Am I wrong to let my ex visiting the kids at my house?
5 October 2021 at 3:11 am #60723
I separated from my husband 1.8 yrs ago, we live in Australia and we do not have any family here as he comes from France and me from Mexico. We are currently in lockdown, i have 2 boys ages 11 and 16, my ex lives in a small appartment nearby, I have a boyfriend (51 ys old) who does not like the idea that he comes to visit my house often and this is a constant problem to the point that my BF has broken up with me so many times,
My ex has been coming 3 times per week after work, for about 1.5 hrs. I feel my relationship with my boyfriend should not affect my kids, they already have to see his father less than before. My kids live with me, and go to their appartment usually on friday night and come back sunday at mid day, during the week i was ok letting him come 3 times per week as i get along with my ex and we have been trying to show our kids we can get along.
i have had infinitive problems with my boyfriend, and every time he breaks up with me, he said for months that the fact my ex comes to visit the kids was ok, but he shows the opposite and he gets very upset and every time more often. Many times he gets upset if he arrives to my house ( to surprise me ) and finds the car of my ex in front, he just texts me: ” i was just there, saw your ex’s car and left. Have a nice time with your ex., You are with who you want to be, we have no future together. ”
I text him back ; ”come in, you are welcome, i have nothing to hide, ”
i have told my BF he is welcome to come in anytime he arrives by surprise and finds my ex car outside, but my BF hasn’t accepted yet.
I have also had problems with my boyfriend if i visit my kids, my ex has a tennis court and exterior swimming pool in his building complex, and a couple of times i went to watch my kids playing tennis, the moment i told this to my boyfriend he was upset and breaking up with me. Even if i explained i was only downstairs at the tennis court, not in his flat, i have stopped going as my BF does not accept this.
My ex and me , we only get along very well, thats all. Is a difficult situation for me, my kids do not have any family here, no cousins, aunts, grandmothers, nothing, its 2 years since they saw them last time cause Australian borders have been closed. They only have me and their dad in this country.
however my boyfriend has told me to choose between me and my ex, it seems that the fact he comes often makes him believe i want to see my ex.
i have explained my boyfriend dozens of times i only want to be a good mother, my boyfriend is separated, when he separated his kids were very joung and he was only allowed to visit once per week and take them one weekend every 2 weeks . I feel i would be a monster if i do the same to my kids and my ex,
Am I wrong to let my ex visiting the kids at my house 3 time per week? Should i only let him visit once per week maximum to keep my boyfriend happy?
As my boyfriend sais constantly that my ex does not have respect for our relationship because he comes 3 times per week, which is too often for him.
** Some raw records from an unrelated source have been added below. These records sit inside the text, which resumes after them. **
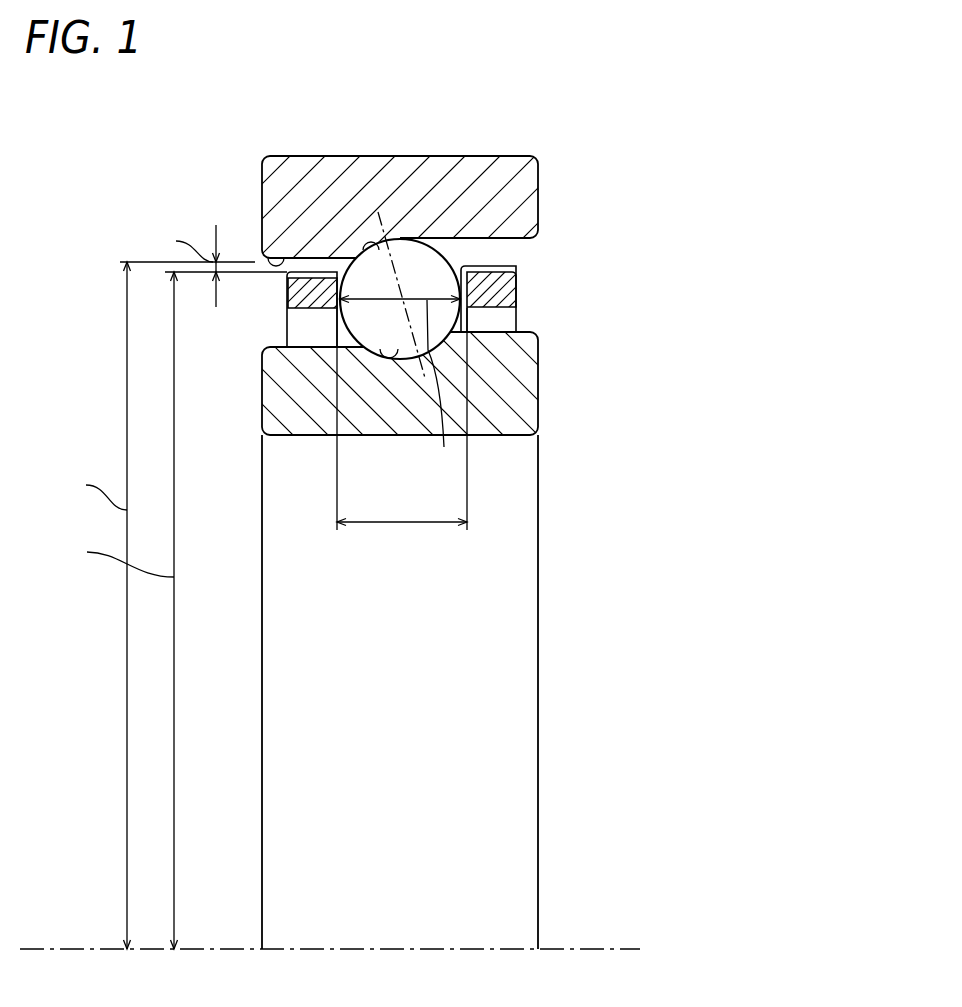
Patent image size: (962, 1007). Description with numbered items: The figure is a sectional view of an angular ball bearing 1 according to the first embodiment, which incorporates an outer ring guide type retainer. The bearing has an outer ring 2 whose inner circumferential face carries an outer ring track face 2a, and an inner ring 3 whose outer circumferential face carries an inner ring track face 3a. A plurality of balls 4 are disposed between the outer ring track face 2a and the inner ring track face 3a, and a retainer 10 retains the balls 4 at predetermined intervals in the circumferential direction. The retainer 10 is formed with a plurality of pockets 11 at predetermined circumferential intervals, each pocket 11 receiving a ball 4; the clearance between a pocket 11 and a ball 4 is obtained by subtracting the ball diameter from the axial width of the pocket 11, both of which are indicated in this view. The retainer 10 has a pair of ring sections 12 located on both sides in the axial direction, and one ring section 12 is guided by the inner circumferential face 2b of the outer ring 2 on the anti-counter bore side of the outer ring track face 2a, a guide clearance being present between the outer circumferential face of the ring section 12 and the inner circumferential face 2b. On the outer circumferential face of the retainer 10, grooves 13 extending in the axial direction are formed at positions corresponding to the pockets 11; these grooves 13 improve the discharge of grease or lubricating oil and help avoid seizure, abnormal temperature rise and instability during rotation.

The angular ball bearing 1 is at (483, 157).
The outer ring 2 is at (523, 198).
The outer ring track face 2a is at (365, 250).
The inner circumferential face 2b is at (272, 256).
The inner ring 3 is at (517, 403).
The inner ring track face 3a is at (384, 356).
The ball 4 is at (427, 258).
The retainer 10 is at (517, 288).
The pocket 11 is at (461, 266).
The ring section 12 is at (320, 272).
The groove 13 is at (298, 272).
My sister sais there is nothing wrong with me receiving my ex as many times as my kids and my ex prefer, and nothing wrong with me visiting my kids and watch them play tennis, but my BF sais its my sister and her opinion is not neutral.
Members of Gingerbread, thanks in advance for your neutral opinion about this5 October 2021 at 6:54 pm #60746
the choice is yours. if you find it uncomfortable and he is abusive, then you don’t have to have him there. he should be able to have kids at his place in a safe environment.